Habitat’s six-person staff live and work in the neighborhood, acting mostly in a supervisory and fund-raising role.

On this weekend, for example, a high school service group is helping to paint a house two blocks away on Hudson Street. A church group works on a renovation project on the corner. On Lindell Street, the junior League of Dallas is finishing another new house.

The Zapiens worked on five houses, hammering nails and installing insulation along with their new neighbors. All qualified for the Habitat program by demonstrating a history of work and payment of rent and federal income taxes, and a stable family environment.

The houses cost an average $42,000 each to build, and the homes carry 25-year, no interest first mortgages for that amount. As an incentive, Habitat adds a second $8,000 mortgage, and forgives one-tenth of that mortgage each year, as long as the family keeps the house.

Habitat insists on no-frills accessories for its houses to discourage competition among the families, but the group stresses practical features such as insulation and weatherproof windows to minimize utility bills.

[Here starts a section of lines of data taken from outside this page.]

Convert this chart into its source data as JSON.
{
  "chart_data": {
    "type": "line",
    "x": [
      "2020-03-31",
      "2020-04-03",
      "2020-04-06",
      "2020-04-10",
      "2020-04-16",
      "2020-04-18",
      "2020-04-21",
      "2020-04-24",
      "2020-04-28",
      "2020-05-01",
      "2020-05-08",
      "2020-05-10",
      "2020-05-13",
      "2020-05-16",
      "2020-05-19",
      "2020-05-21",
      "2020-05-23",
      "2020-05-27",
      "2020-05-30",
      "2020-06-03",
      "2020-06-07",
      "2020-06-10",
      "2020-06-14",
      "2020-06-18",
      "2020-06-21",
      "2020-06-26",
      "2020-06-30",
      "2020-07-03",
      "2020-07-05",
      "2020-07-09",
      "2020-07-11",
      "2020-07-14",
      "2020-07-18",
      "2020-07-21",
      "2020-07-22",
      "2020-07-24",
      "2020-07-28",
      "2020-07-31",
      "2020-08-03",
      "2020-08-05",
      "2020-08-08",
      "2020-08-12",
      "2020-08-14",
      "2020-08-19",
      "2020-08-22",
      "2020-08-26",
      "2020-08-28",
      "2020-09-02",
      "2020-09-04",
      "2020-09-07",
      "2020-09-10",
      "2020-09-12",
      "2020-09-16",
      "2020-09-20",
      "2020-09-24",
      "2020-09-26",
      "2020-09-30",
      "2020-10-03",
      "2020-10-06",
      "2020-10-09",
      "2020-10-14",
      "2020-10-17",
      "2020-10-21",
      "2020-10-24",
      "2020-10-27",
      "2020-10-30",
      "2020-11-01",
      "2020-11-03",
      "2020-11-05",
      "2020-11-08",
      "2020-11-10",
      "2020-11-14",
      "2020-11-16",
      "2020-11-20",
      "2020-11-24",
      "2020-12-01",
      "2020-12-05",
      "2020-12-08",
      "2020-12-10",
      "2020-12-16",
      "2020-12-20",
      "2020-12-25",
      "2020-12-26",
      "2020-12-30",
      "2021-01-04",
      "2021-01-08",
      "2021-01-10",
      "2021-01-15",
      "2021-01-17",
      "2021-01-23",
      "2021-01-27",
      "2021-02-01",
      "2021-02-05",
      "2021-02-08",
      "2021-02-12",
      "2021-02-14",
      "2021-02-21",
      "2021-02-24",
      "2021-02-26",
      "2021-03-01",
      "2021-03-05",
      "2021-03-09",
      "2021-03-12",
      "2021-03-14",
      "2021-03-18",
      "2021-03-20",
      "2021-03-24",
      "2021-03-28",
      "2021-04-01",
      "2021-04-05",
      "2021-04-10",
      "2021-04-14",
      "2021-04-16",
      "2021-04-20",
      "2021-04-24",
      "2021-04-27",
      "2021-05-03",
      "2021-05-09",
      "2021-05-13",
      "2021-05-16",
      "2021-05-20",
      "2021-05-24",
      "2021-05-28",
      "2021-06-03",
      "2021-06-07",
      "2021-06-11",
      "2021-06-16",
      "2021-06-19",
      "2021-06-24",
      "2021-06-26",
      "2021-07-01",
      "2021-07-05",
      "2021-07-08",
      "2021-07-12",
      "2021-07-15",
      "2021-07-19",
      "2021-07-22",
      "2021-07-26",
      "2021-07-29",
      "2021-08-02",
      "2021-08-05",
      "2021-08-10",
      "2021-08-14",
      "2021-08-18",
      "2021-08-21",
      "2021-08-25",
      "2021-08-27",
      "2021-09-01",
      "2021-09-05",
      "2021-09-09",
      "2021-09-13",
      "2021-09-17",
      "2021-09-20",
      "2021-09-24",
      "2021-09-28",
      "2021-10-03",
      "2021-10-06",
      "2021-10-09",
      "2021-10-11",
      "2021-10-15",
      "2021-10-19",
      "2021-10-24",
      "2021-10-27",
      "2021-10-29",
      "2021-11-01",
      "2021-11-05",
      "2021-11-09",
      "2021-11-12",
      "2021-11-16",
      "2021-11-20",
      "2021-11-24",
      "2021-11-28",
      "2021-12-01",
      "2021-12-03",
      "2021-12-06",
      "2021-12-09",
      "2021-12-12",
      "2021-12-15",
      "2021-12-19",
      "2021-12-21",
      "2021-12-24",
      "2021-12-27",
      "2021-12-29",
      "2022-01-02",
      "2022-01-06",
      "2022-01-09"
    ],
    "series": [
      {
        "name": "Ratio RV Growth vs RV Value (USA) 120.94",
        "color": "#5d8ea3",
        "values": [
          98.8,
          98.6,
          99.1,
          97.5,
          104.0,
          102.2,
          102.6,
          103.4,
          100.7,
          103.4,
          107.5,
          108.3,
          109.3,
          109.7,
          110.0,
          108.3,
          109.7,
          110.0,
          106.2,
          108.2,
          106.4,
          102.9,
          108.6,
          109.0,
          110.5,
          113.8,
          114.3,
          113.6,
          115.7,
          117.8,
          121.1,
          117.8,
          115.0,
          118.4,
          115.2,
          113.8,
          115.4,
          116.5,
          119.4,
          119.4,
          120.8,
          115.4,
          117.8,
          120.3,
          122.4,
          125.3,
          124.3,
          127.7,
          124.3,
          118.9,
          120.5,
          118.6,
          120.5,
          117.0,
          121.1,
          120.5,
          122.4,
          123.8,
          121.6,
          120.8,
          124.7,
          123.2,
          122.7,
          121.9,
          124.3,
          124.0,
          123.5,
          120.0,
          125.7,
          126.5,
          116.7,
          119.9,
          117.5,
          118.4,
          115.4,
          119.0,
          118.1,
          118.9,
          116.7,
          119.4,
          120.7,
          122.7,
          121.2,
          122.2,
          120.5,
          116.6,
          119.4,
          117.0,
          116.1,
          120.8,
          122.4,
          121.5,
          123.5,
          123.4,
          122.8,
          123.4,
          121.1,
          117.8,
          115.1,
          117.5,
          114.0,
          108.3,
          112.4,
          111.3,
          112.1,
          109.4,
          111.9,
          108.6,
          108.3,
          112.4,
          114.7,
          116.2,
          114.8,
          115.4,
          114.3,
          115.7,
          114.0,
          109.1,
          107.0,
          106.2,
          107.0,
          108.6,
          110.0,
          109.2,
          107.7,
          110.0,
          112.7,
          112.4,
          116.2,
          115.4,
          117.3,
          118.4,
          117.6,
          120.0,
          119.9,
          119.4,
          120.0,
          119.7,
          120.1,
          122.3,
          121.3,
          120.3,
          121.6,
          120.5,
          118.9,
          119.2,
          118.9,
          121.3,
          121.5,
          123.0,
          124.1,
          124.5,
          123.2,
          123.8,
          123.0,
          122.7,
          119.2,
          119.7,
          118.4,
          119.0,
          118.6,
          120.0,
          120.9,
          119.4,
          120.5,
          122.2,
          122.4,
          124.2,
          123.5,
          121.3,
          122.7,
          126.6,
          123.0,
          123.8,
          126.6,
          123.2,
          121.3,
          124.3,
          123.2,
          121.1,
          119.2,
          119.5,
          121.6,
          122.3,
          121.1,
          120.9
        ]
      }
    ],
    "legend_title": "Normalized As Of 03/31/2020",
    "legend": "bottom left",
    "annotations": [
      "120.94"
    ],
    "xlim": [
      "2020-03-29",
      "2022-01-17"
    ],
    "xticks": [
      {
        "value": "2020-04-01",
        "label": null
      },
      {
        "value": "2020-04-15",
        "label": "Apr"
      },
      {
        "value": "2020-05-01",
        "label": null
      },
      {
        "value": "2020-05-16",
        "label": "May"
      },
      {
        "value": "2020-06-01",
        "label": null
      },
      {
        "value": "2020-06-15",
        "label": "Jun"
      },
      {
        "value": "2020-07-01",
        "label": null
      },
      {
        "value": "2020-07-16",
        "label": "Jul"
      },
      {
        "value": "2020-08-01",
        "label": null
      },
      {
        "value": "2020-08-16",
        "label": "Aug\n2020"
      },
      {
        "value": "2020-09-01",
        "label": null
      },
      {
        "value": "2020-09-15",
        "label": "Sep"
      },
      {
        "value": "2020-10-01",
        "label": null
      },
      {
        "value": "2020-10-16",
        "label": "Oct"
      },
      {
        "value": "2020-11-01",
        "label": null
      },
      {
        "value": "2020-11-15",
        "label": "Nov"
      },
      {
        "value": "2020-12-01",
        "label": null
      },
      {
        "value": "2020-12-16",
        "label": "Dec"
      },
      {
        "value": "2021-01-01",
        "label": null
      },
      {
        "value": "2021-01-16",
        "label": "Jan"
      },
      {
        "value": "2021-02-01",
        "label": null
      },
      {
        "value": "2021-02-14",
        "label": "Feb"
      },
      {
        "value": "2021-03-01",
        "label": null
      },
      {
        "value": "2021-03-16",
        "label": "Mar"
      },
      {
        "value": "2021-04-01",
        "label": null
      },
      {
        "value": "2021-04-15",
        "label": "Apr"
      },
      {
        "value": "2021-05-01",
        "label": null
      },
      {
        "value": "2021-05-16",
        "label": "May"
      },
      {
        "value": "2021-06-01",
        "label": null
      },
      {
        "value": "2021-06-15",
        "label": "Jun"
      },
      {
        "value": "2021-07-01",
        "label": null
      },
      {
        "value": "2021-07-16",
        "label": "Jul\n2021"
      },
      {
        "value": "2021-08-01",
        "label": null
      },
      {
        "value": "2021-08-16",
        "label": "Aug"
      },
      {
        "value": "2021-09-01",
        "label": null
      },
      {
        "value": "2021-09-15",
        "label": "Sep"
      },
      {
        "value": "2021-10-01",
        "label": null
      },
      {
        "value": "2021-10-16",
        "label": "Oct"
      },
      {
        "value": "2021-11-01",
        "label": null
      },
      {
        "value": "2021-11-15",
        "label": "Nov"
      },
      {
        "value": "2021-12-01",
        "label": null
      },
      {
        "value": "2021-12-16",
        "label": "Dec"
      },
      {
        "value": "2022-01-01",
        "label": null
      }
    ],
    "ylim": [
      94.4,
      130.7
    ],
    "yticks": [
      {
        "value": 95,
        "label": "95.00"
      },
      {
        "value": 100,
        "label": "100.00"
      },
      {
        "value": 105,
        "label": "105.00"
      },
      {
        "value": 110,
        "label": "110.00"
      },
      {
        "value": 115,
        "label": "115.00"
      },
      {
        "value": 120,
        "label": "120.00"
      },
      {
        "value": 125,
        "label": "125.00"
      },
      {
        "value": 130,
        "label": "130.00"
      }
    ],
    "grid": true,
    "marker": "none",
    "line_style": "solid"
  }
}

Dickey obtained a grant from the Federal Home Loan Bank to buy energy saving ground-water source heat pumps for 20 new homes.

Dickey says Habitat for Humanity will build 16,000 houses this year in the U.S., ranking it 27th among home builders nationwide. (Dallas-based Centex is first.) Last year, Habitat was the 63rd largest home builder.

“At this rate,” Dickey says, seriously, “one day, we’ll take over from Centex.”

Habitat attracts attention with events such as the “blitz building” project former president Jimmy Carter led this summer in Washington, D.C., that produced 14 houses in one week. In October, Dallas Habitat built five houses on Live Oak in one week.

But these houses aren’t just slapped up: They’re known for sturdiness, too. When Hurricane Andrew passed through Homestead, Fla., a few months ago, the only building left standing in one neighborhood were the Habitat houses.

“After that, my building inspectors for the first time were fairly friendly,” Dickey says. “They finally have accepted us as being builders.

“Originally, they looked at us as a bunch of do-gooders who were trying to build houses. I’ve been a general contractor for 18 years. I know how to build houses.”

Dickey arrived from Memphis in 1989 to stimulate a local Habitat program that had completed just two projects in four years.

“Now, I can walk around the neighborhood and show you what we’ve done as opposed to showing you one project in South Dallas and then another in West Dallas. We’re very focused, and that helps the overall effort,” he says.

Other start-up groups are working in South and West Dallas, which need lots of help.

“But we find nobody is assessing the needs in East Dallas,” Dickey says.

And despite the efforts of outgoing federal Housing and Urban Development director Jack Kemp, who toured Garrett Park East in late March, “affordable housing is not an issue of any son in this city. Housing is not perceived as a basic human right, although it should be,” Dickey says.

Kemp’s visit, with Dallas City Manager Jan Hart along for the ride, helped win a $300,000 Community Development Block Grant to repair streets and sidewalks in Garrett Park East.

Dallas Habitat will soon finish its work in Garret Park East, and its staff is investigating new neighborhoods – one further west on Ross and another on Munger, south of Interstate 30. A HUD grant of $55,000 will pay for the neighborhood plan.

“We’re looking for an area with enough buildable property to carry us for three to four years,” Dickey says.